October 19, 2018

Harvard Holds Conference on Digital Disease Detection

On February 16, 2012, Harvard Medical School held an International Conference on Digital Disease Detection. The conference discussed ways that the internet can aid in disease surveillance: the science of epidemiology.

Petri DishEpidemiology is the study of the pattern and distribution of health events and disease outbreaks. In the original Greek, it means “the study of what is upon people”, even though it’s also used to study animal populations.

How Will Social Media be Used?

That discipline is one tool doctors and scientists use to establish foodborne illness outbreaks. Before the internet age, epidemiology was labor-intensive and slow moving, using surveillance, data, and statistics to discover cause-and-affect relationships. Now the power of the internet can be used to track epidemics in real time. This conference put social media in the spotlight, advocating internet use to help pinpoint and track disease outbreaks.

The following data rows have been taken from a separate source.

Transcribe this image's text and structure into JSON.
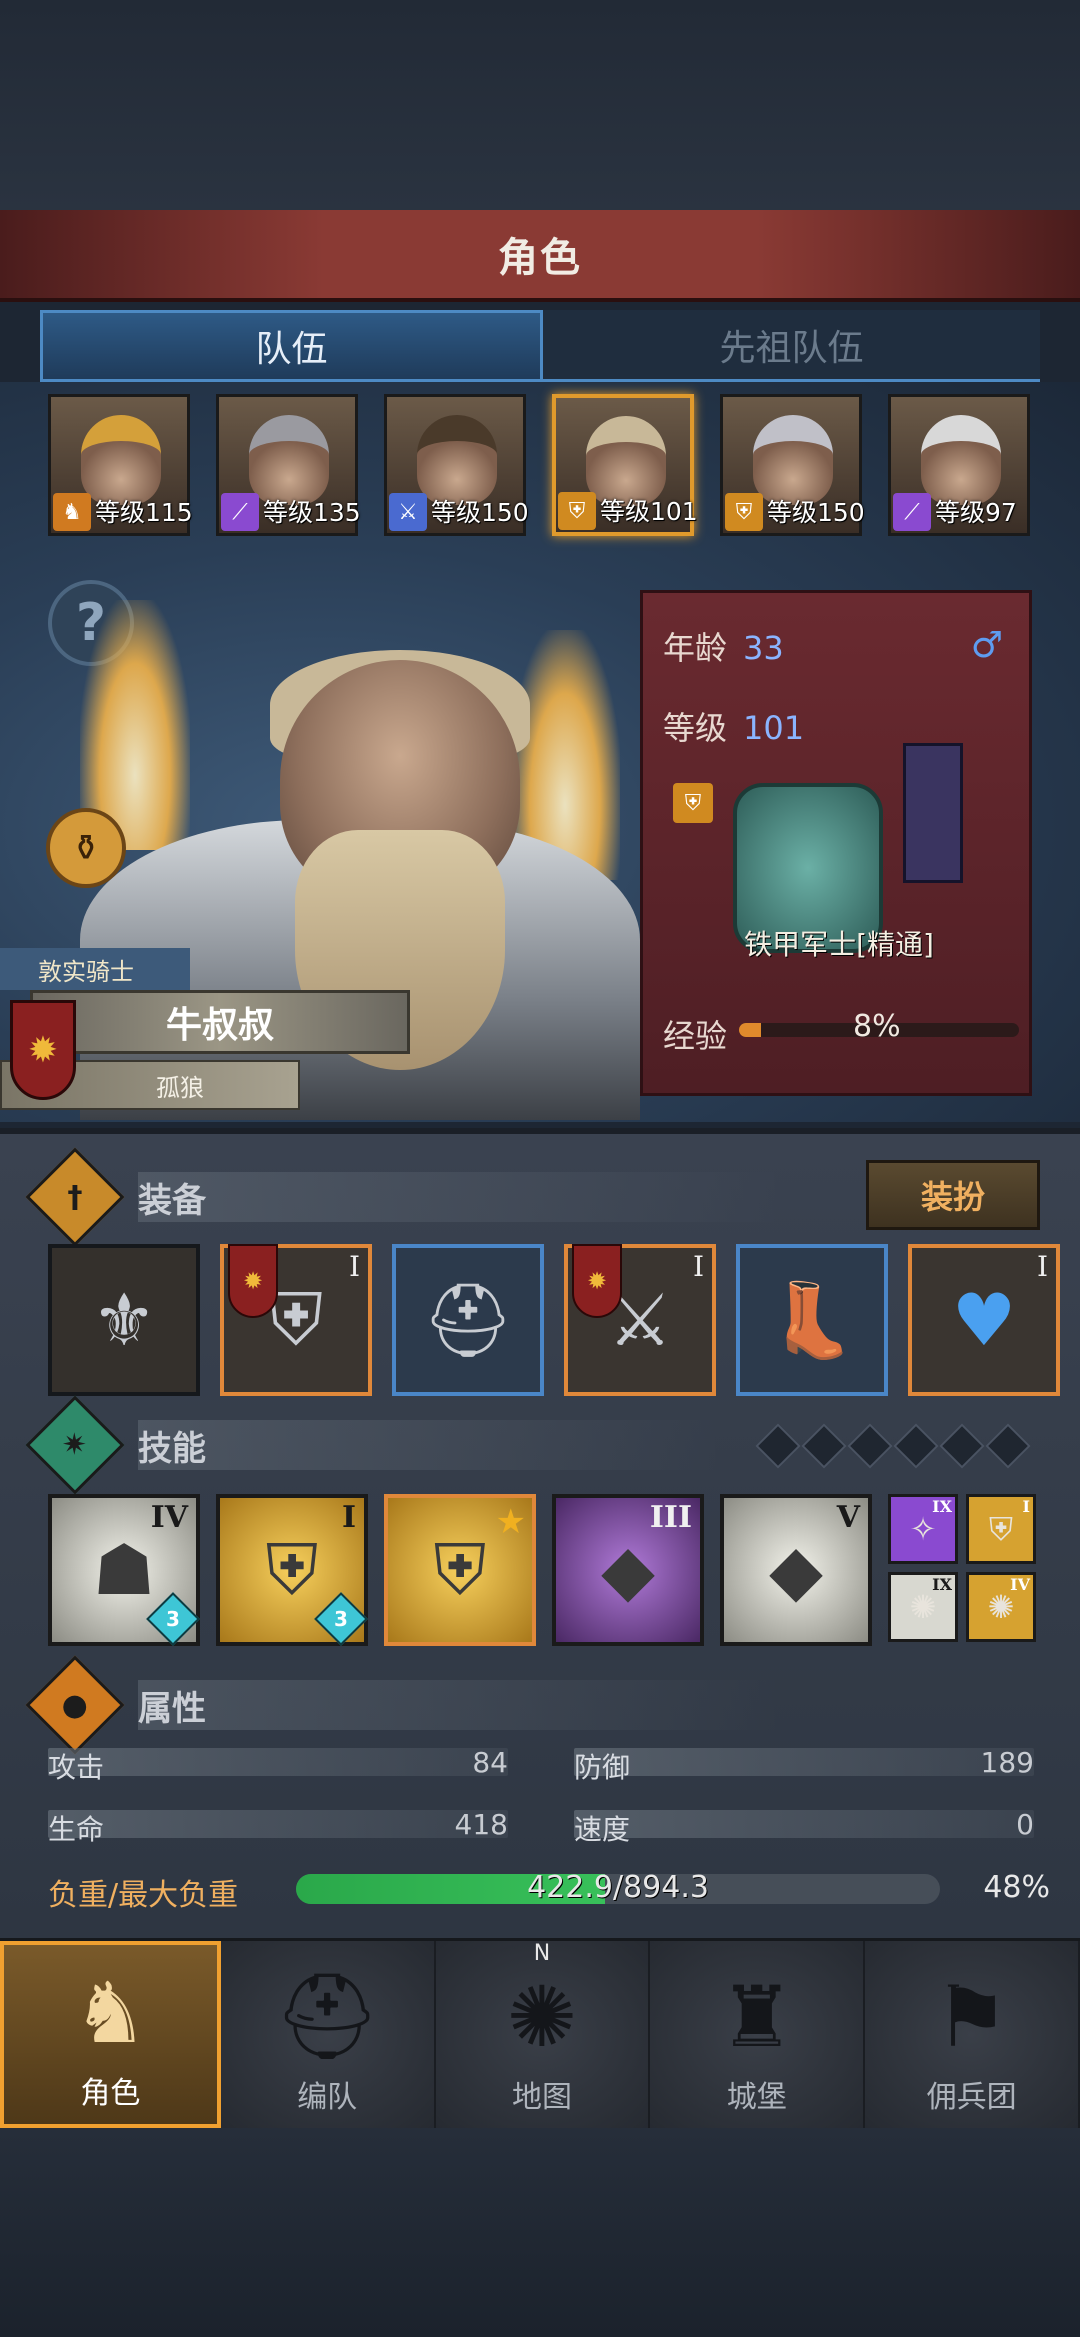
{
  "header": {
    "title": "角色"
  },
  "tabs": [
    {
      "label": "队伍",
      "active": true
    },
    {
      "label": "先祖队伍",
      "active": false
    }
  ],
  "roster": [
    {
      "level_text": "等级115",
      "class_icon": "horse-icon",
      "class_color": "#d07a20",
      "hair": "#d4a03a",
      "selected": false
    },
    {
      "level_text": "等级135",
      "class_icon": "staff-icon",
      "class_color": "#8a4ad0",
      "hair": "#9a9aa0",
      "selected": false
    },
    {
      "level_text": "等级150",
      "class_icon": "sword-icon",
      "class_color": "#4a6ad0",
      "hair": "#4a3a2a",
      "selected": false
    },
    {
      "level_text": "等级101",
      "class_icon": "shield-icon",
      "class_color": "#d08a20",
      "hair": "#c8b898",
      "selected": true
    },
    {
      "level_text": "等级150",
      "class_icon": "shield-icon",
      "class_color": "#d08a20",
      "hair": "#c0c0c8",
      "selected": false
    },
    {
      "level_text": "等级97",
      "class_icon": "staff-icon",
      "class_color": "#8a4ad0",
      "hair": "#d8d8d8",
      "selected": false
    }
  ],
  "character": {
    "title": "敦实骑士",
    "name": "牛叔叔",
    "trait": "孤狼",
    "age_label": "年龄",
    "age": "33",
    "gender_symbol": "♂",
    "level_label": "等级",
    "level": "101",
    "unit_name": "铁甲军士[精通]",
    "exp_label": "经验",
    "exp_percent": 8,
    "exp_text": "8%"
  },
  "equipment": {
    "title": "装备",
    "dress_button": "装扮",
    "slots": [
      {
        "name": "banner-item",
        "icon": "⚜",
        "rarity": "none",
        "rank": "",
        "badge": false
      },
      {
        "name": "shield-item",
        "icon": "⛨",
        "rarity": "orange",
        "rank": "I",
        "badge": true
      },
      {
        "name": "helmet-item",
        "icon": "⛑",
        "rarity": "blue",
        "rank": "",
        "badge": false
      },
      {
        "name": "armor-item",
        "icon": "⚔",
        "rarity": "orange",
        "rank": "I",
        "badge": true
      },
      {
        "name": "boots-item",
        "icon": "👢",
        "rarity": "blue",
        "rank": "",
        "badge": false
      },
      {
        "name": "amulet-item",
        "icon": "♥",
        "rarity": "orange",
        "rank": "I",
        "badge": false
      }
    ]
  },
  "skills": {
    "title": "技能",
    "slots": [
      {
        "rank": "IV",
        "level": "3",
        "color": "white",
        "icon": "☗"
      },
      {
        "rank": "I",
        "level": "3",
        "color": "gold",
        "icon": "⛨"
      },
      {
        "rank": "",
        "level": "",
        "color": "gold",
        "icon": "⛨",
        "starred": true
      },
      {
        "rank": "III",
        "level": "",
        "color": "purple",
        "icon": "◆"
      },
      {
        "rank": "V",
        "level": "",
        "color": "white",
        "icon": "◆"
      }
    ],
    "mini": [
      {
        "rank": "IX",
        "bg": "#8a4ad0",
        "icon": "✧"
      },
      {
        "rank": "I",
        "bg": "#d6a230",
        "icon": "⛨"
      },
      {
        "rank": "IX",
        "bg": "#d8d8d0",
        "icon": "✺"
      },
      {
        "rank": "IV",
        "bg": "#d6a230",
        "icon": "✺"
      }
    ]
  },
  "attributes": {
    "title": "属性",
    "attack_label": "攻击",
    "attack": "84",
    "defense_label": "防御",
    "defense": "189",
    "hp_label": "生命",
    "hp": "418",
    "speed_label": "速度",
    "speed": "0",
    "load_label": "负重/最大负重",
    "load_text": "422.9/894.3",
    "load_percent": 48,
    "load_pct_text": "48%"
  },
  "nav": [
    {
      "label": "角色",
      "icon": "knight-icon",
      "glyph": "♞",
      "active": true
    },
    {
      "label": "编队",
      "icon": "helmet-icon",
      "glyph": "⛑",
      "active": false
    },
    {
      "label": "地图",
      "icon": "compass-icon",
      "glyph": "✺",
      "active": false,
      "north": "N"
    },
    {
      "label": "城堡",
      "icon": "castle-icon",
      "glyph": "♜",
      "active": false
    },
    {
      "label": "佣兵团",
      "icon": "banner-icon",
      "glyph": "⚑",
      "active": false
    }
  ]
}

Fred Pritzker, an attorney who specializes in foodborne illness cases who attended the conference, said, “Anything that allows for easier and faster detection of foodborne illness outbreaks is a valuable tool. Even a few days advance notice could make the difference between life and death.”

Scientists are using Twitter, Facebook, and Google News to uncover foodborne illness outbreaks. Food Poisoning Bulletin has told you about using Twitter as a epidemiologic tool. And phone apps may be another tool in the dissemination of information.

Twitter was used during the January 14, 2012 norovirus outbreak at the Canadian University Press National Conference. More than 60 people were sickened in a few hours. Students used Twitter to report illnesses and help those who were sick, telling them where to get help.

Turning Data into Predictions

Considering that foodborne illnesses are very under reported, and most people affected don’t even see a doctor, the internet can boost public health efforts and communicate outbreaks and risks to the public. Researchers are studying social media to see if it can be used to predict disease outbreaks and if it’s reliable enough to be used as an epidemiological tool.

For instance, Google Flu Trends (GFT) uses data from search engines to estimate flu outbreaks. A recent study conducted in Baltimore and published in the Oxford Journal of Clinical Infectious Diseases showed a strong correlation between GFT cases and influenza emergency room visits. This tool can help emergency rooms plan for a sudden influx of patients.

This is interesting, but correlation only shows disease patterns; extrapolating to predictions is less certain. There is a lot of “background noise” on the internet. Useful tools will have to filter out that data and focus on true early warning signals.

That’s why researchers are planning more studies using Google Trends and Twitter to see if data from those applications can be used to forecast outbreaks. Considering that many populations have more access to the internet than they do healthcare, interactive maps such as HealthMap help inform the public about potential danger, giving people time to make changes and seek medical help.

For now, social media can be a valuable resource to decrease the time between an actual outbreak and a formal government announcement, which will help alert the public to potential danger. Mr. Pritzker added, “It’s important that we understand how data from social media can be mined for the benefit of public health rather than just selling products. If information gleaned from it allows for faster identification of public health threats, it will be an incredibly valuable tool.”